We must carefully follow-up and understand the risk of rupture because PDDA has the potential to rupture even if the size is small. The association between aneurysm size and the risk of rupture has not been clarified. Bageacu et al. reviewed the true PDAAs cases, and the sizes of the ruptured and unruptured aneurysms were 4–30 mm and 5–18 mm, respectively [17]. Takao et al. reported that true PDAAs might have a lower rupture risk than expected [19]. They followed six unruptured and untreated PDAA aneurysms with celiac axis stenosis or occlusion, and there was no rupture or size increase, but only one anterior pancreaticoduodenal artery aneurysm increased in size without rupture during 45 months of follow-up [19]. Therefore, novel criteria or assessments are required to predict whether additional endovascular interventions should be performed for PDAA and to assess rupture risk.

Evaluating the risk of PDAA rupture can be difficult using current methods; however, recent research has provided helpful information to accurately assess the risk of aneurysms.
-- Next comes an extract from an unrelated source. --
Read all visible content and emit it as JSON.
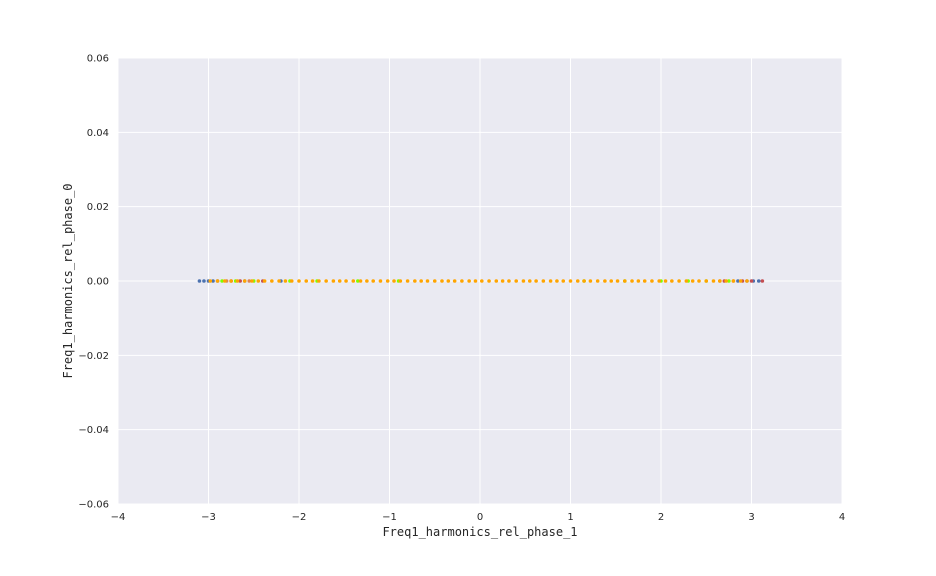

High aneurysm wall enhancement (AWE) values are associated with late sac shrinkage after endovascular repair of abdominal aortic aneurysms [20]. This study revealed a significant association between the AWE value on postoperative days 4–7 and the rate of sac shrinkage (R2 = 0.0139) [20]. In addition, other studies have quantified hemodynamic alterations in the PDA arcade in cases of celiac artery stenosis using computational simulations [21]. Numerical predictions indicate that the arterial network structure can be altered by the blood flow [21]. Furthermore, they also suggested with an electronic circuit model that severe celiac artery stenosis could cause drastic changes in blood flow increase in the PDAA [22]. It can predict the redistribution of blood inflow into the PDA arcade and hepatic artery and may be applied to evaluate the risk of PDAA rupture after treatment. These data support the establishment of criteria to predict the prognosis of PDAA before and after treatment.